Zur Gesprächsrunde ist auch Uthman al-Hassan, 48, gekommen. Er trägt Sportschuhe und Trainingsjacke, ist akkurat frisiert und rasiert. In seiner Heimatstadt Raqqah im Norden von Syrien hat er in einer Molkerei Käse gemacht. Auch jetzt würde er gerne arbeiten, vielleicht als Altenpfleger, erzählt er. Aber sein Leben ist im Stillstand, seit er vor eineinhalb Jahren in Berlin angekommen ist, zu seinem Sohn, der schon vorher geflohen war. Sie können nicht zurück, Syrien ist noch immer unsicher. Aber sie können auch nicht ankommen: Uthmans Gedanken kreisen ständig um seine Tochter, seinen anderen Sohn, seine Frau, die er zurücklassen musste.
Nach der Gesprächsrunde bittet Uthman um einen Einzeltermin. In der Mitte des leeren Klassenzimmers stellen Sebastian und Muhannad drei Stühle zusammen und setzen sich Uthman gegenüber. Er beginnt zu sprechen, auf Arabisch. Muhannad blickt ihm aufmerksam ins Gesicht, stellt ein paar Nachfragen, einzelne Wörter notiert er auf ein Blatt Papier. Dann dreht er sich zu Sebastian und übersetzt, fließend, schnell und so genau wie möglich. Beim Sprechen übernimmt er Uthmans Position: „Ich habe ein Problem“, fängt er an und legt wie Uthman kurz zuvor die Hand an seinen Hals und auf seine Brust: „Da ist etwas mit meinem Herzen.“
Als eine Enge, einen Schmerz, die ihm Angst machen, beschreibt Muhannad das Gefühl für Uthman. Er habe das schon mal gespürt, als seine Eltern gestorben sind, bei einem Erdbeben in Syrien. Vor ein paar Tagen aber, da kam das Gefühl einfach so, es war eigentlich eine Kleinigkeit: Ein Junge aus der Unterkunft habe ihn beleidigt. Da war es wieder: der Druck im Brustkorb, die Luftnot, die sich anfühlt, als müsse man sterben. Dabei war das eine Banalität, sagt Muhannad für Uthman, der mit den Achseln zuckt, und inzwischen habe er sich mit dem Jungen vertragen.

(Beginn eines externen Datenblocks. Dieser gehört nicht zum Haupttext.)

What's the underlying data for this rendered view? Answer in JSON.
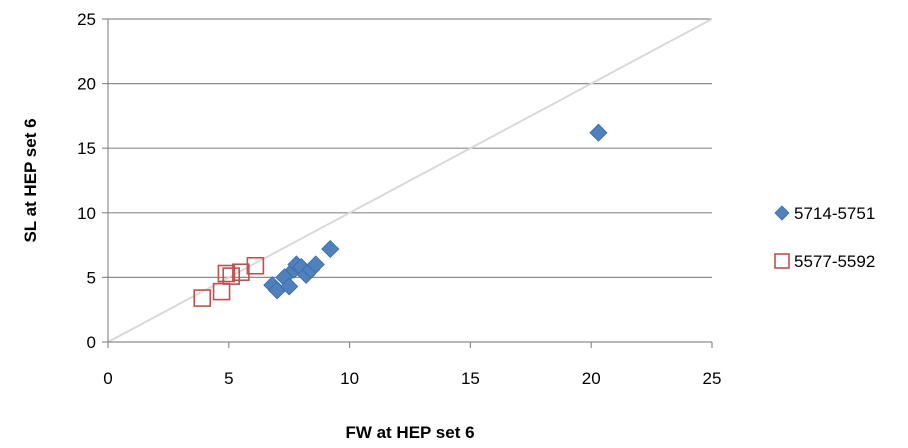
{
  "chart_data": {
    "type": "scatter",
    "title": "",
    "xlabel": "FW at HEP set 6",
    "ylabel": "SL at HEP set 6",
    "xlim": [
      0,
      25
    ],
    "ylim": [
      0,
      25
    ],
    "x_ticks": [
      0,
      5,
      10,
      15,
      20,
      25
    ],
    "y_ticks": [
      0,
      5,
      10,
      15,
      20,
      25
    ],
    "x_tick_labels": [
      "0",
      "5",
      "10",
      "15",
      "20",
      "25"
    ],
    "y_tick_labels": [
      "0",
      "5",
      "10",
      "15",
      "20",
      "25"
    ],
    "grid": "horizontal",
    "reference_line": {
      "from": [
        0,
        0
      ],
      "to": [
        25,
        25
      ],
      "color": "#d9d9d9"
    },
    "legend_position": "right",
    "series": [
      {
        "name": "5714-5751",
        "marker": "diamond",
        "color": "#4f81bd",
        "points": [
          [
            6.8,
            4.4
          ],
          [
            7.0,
            4.0
          ],
          [
            7.3,
            5.0
          ],
          [
            7.5,
            4.3
          ],
          [
            7.7,
            5.6
          ],
          [
            7.8,
            6.0
          ],
          [
            8.0,
            5.8
          ],
          [
            8.2,
            5.2
          ],
          [
            8.4,
            5.6
          ],
          [
            8.6,
            6.0
          ],
          [
            9.2,
            7.2
          ],
          [
            20.3,
            16.2
          ]
        ]
      },
      {
        "name": "5577-5592",
        "marker": "square-open",
        "color": "#c0504d",
        "points": [
          [
            3.9,
            3.4
          ],
          [
            4.7,
            3.9
          ],
          [
            4.9,
            5.3
          ],
          [
            5.1,
            5.1
          ],
          [
            5.5,
            5.4
          ],
          [
            6.1,
            5.9
          ]
        ]
      }
    ]
  }
}
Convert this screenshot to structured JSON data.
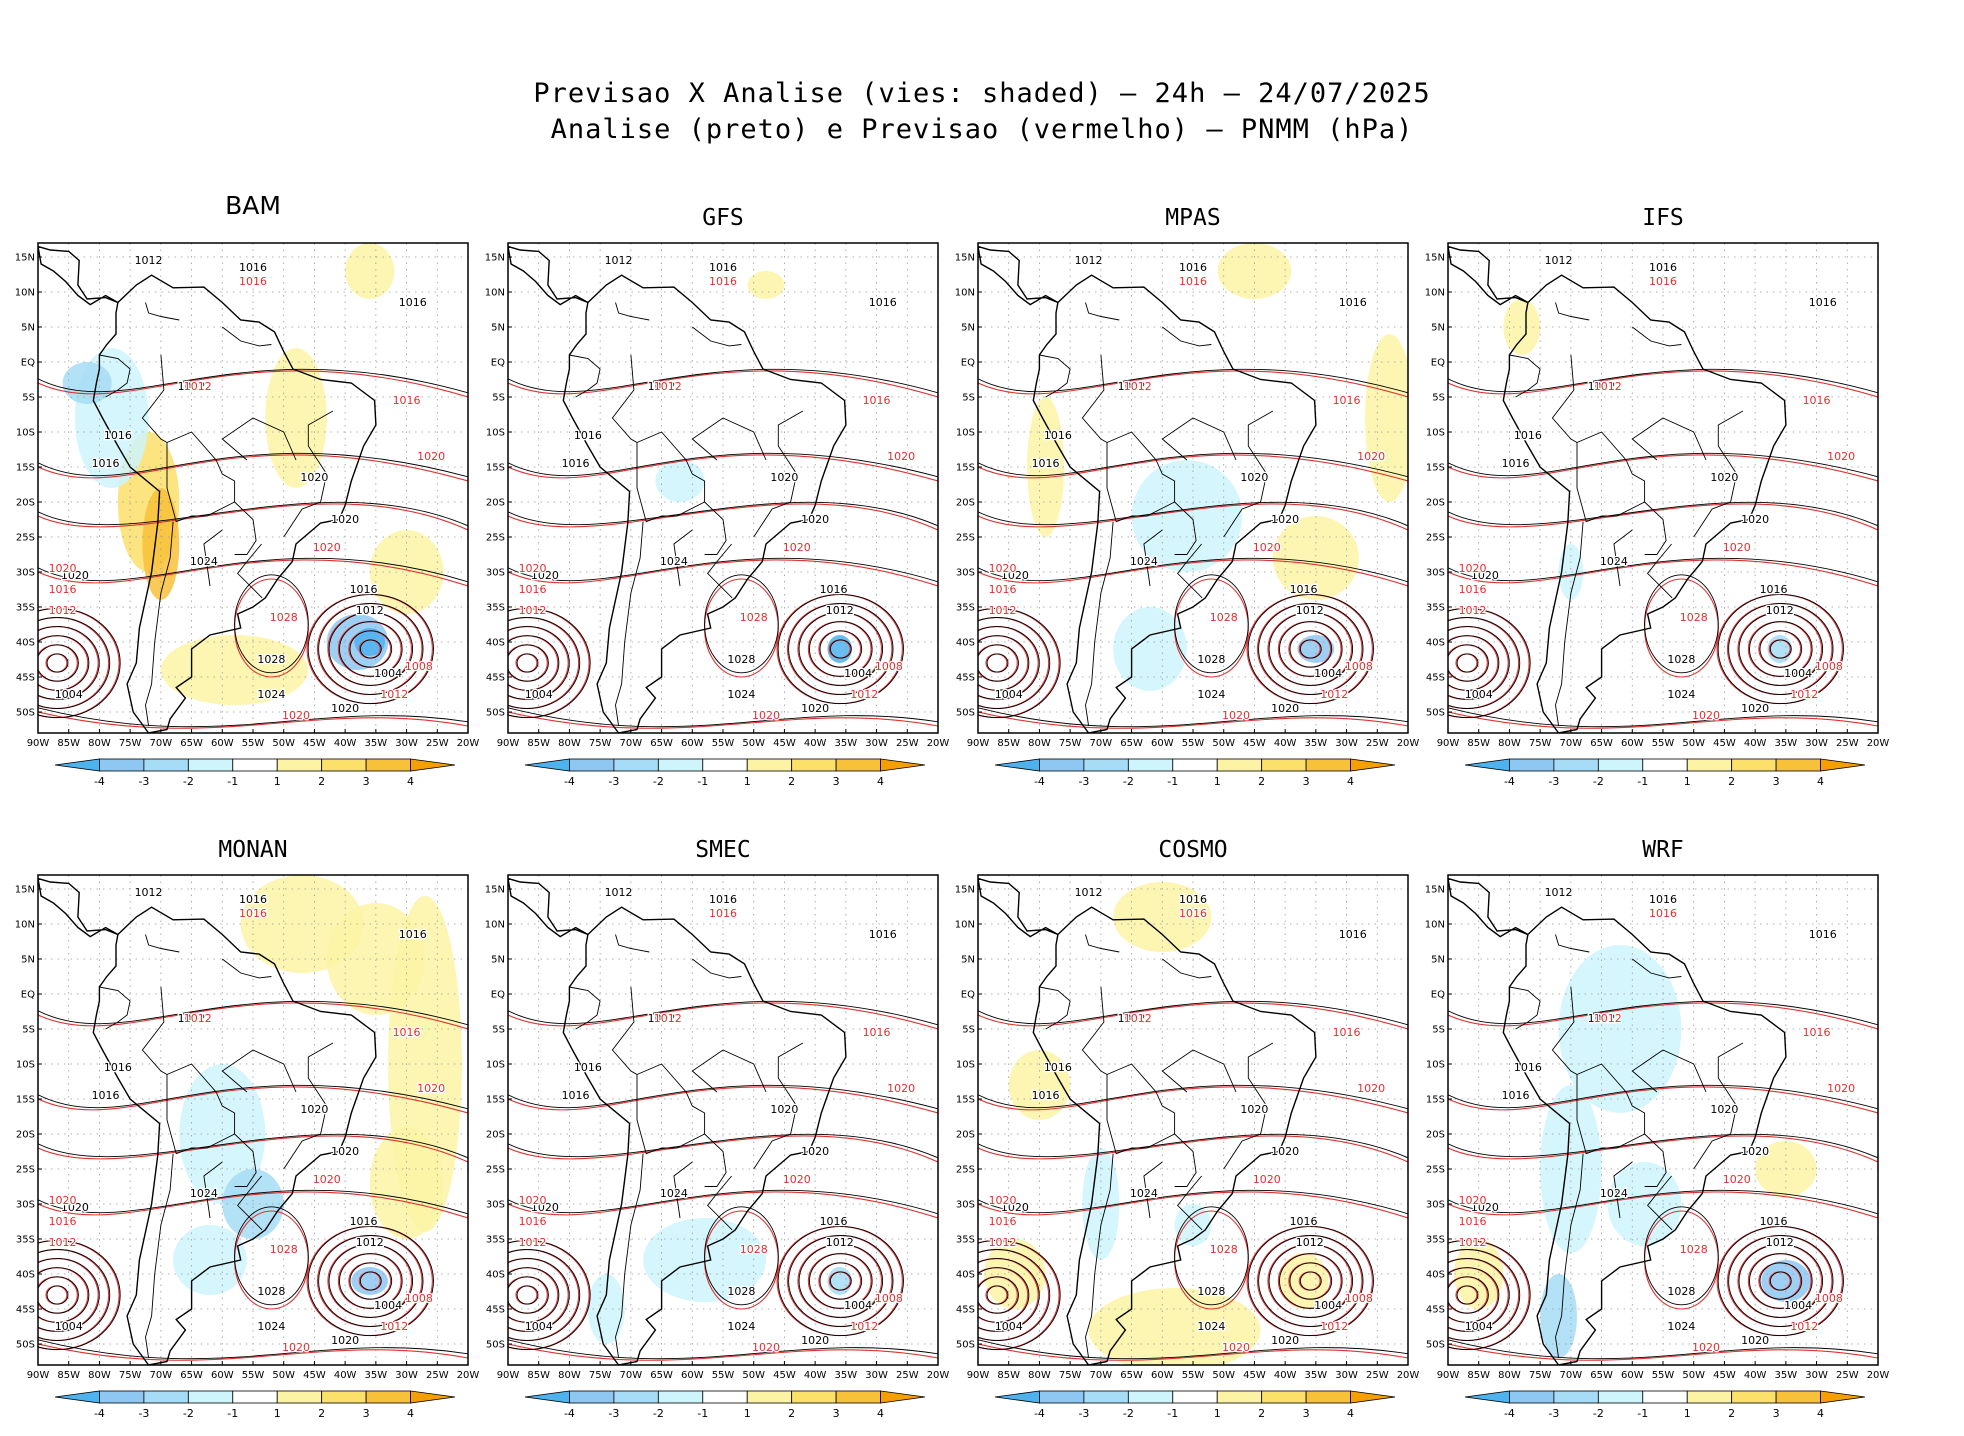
{
  "title_line1": "Previsao X Analise (vies: shaded) — 24h — 24/07/2025",
  "title_line2": "Analise (preto) e Previsao (vermelho) — PNMM (hPa)",
  "panels": [
    {
      "name": "BAM"
    },
    {
      "name": "GFS"
    },
    {
      "name": "MPAS"
    },
    {
      "name": "IFS"
    },
    {
      "name": "MONAN"
    },
    {
      "name": "SMEC"
    },
    {
      "name": "COSMO"
    },
    {
      "name": "WRF"
    }
  ],
  "lat_labels": [
    "15N",
    "10N",
    "5N",
    "EQ",
    "5S",
    "10S",
    "15S",
    "20S",
    "25S",
    "30S",
    "35S",
    "40S",
    "45S",
    "50S"
  ],
  "lon_labels": [
    "90W",
    "85W",
    "80W",
    "75W",
    "70W",
    "65W",
    "60W",
    "55W",
    "50W",
    "45W",
    "40W",
    "35W",
    "30W",
    "25W",
    "20W"
  ],
  "extent": {
    "lon": [
      -90,
      -20
    ],
    "lat": [
      -53,
      17
    ]
  },
  "colorbar": {
    "labels": [
      "-4",
      "-3",
      "-2",
      "-1",
      "1",
      "2",
      "3",
      "4"
    ],
    "colors": [
      "#4db2ee",
      "#8ec8f2",
      "#a6dcf5",
      "#cdf5fb",
      "#ffffff",
      "#fcf4a4",
      "#fbe06a",
      "#f8c13a",
      "#f5a000"
    ]
  },
  "colors": {
    "analysis": "#000000",
    "forecast": "#e03030"
  },
  "isobars": {
    "analysis": [
      {
        "v": "1012",
        "lon": -72,
        "lat": 14
      },
      {
        "v": "1016",
        "lon": -55,
        "lat": 13
      },
      {
        "v": "1016",
        "lon": -29,
        "lat": 8
      },
      {
        "v": "1012",
        "lon": -65,
        "lat": -4
      },
      {
        "v": "1016",
        "lon": -77,
        "lat": -11
      },
      {
        "v": "1016",
        "lon": -79,
        "lat": -15
      },
      {
        "v": "1020",
        "lon": -45,
        "lat": -17
      },
      {
        "v": "1020",
        "lon": -40,
        "lat": -23
      },
      {
        "v": "1020",
        "lon": -84,
        "lat": -31
      },
      {
        "v": "1024",
        "lon": -63,
        "lat": -29
      },
      {
        "v": "1016",
        "lon": -37,
        "lat": -33
      },
      {
        "v": "1012",
        "lon": -36,
        "lat": -36
      },
      {
        "v": "1028",
        "lon": -52,
        "lat": -43
      },
      {
        "v": "1004",
        "lon": -85,
        "lat": -48
      },
      {
        "v": "1024",
        "lon": -52,
        "lat": -48
      },
      {
        "v": "1004",
        "lon": -33,
        "lat": -45
      },
      {
        "v": "1020",
        "lon": -40,
        "lat": -50
      }
    ],
    "forecast": [
      {
        "v": "1016",
        "lon": -55,
        "lat": 11
      },
      {
        "v": "1012",
        "lon": -64,
        "lat": -4
      },
      {
        "v": "1016",
        "lon": -30,
        "lat": -6
      },
      {
        "v": "1020",
        "lon": -26,
        "lat": -14
      },
      {
        "v": "1020",
        "lon": -43,
        "lat": -27
      },
      {
        "v": "1020",
        "lon": -86,
        "lat": -30
      },
      {
        "v": "1016",
        "lon": -86,
        "lat": -33
      },
      {
        "v": "1012",
        "lon": -86,
        "lat": -36
      },
      {
        "v": "1028",
        "lon": -50,
        "lat": -37
      },
      {
        "v": "1008",
        "lon": -28,
        "lat": -44
      },
      {
        "v": "1012",
        "lon": -32,
        "lat": -48
      },
      {
        "v": "1020",
        "lon": -48,
        "lat": -51
      }
    ]
  }
}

„Uthman, was du erlebt hast, ist keine Banalität“, antwortet Sebastian und zählt auf: „Du hast beide Eltern verloren, du hast die Flucht hinter dir, lebst in einem fremden Land, hast Sorgen um deine Familie.“ Das sei alles großer Stress. Muhannad übersetzt, Uthman nickt. Manchmal drücke der Körper aus, dass etwas zu viel ist, erklärt Sebastian, bevor der Geist das kann. Mit Atemnot, Druckgefühlen und Schwitzen spricht der Körper dann. Uthman nickt wieder, das plötzliche Schwitzen kennt er auch. „Aber ich mache mir Sorgen, dass der Druck einmal zu viel wird und mein Herz aufhört zu schlagen.“
Muhannad Taha über seine Flucht 2015
Wie ein Fass, das schon sehr voll ist, beschreibt es Sebastian für Uthman: Die Unsicherheit, die Sorge um die Familie, die Fluchterfahrungen. Zum Überlaufen könne alles führen, eine vermeintliche Kleinigkeit, ein dummer Spruch. Muhannad übersetzt, formt mit seinen Händen für Uthman das Fass, zeigt, wie es mit einem Schwung überläuft.
Auf Uthmans Gesicht breitet sich langsam ein Lächeln aus. Er ist erleichtert, dass die Enge in seiner Brust nicht so gefährlich ist, wie sie sich anfühlt. Uthman brauche einen Ausgleich, meint Sebastian, empfiehlt ihm Sport und zur Sicherheit noch ein EKG, um körperliche Probleme ganz auszuschließen – aber viel mehr können Muhannad und Sebastian erst mal nicht machen. Uthman wird weiter warten, die Sorgen und Unsicherheit werden bleiben.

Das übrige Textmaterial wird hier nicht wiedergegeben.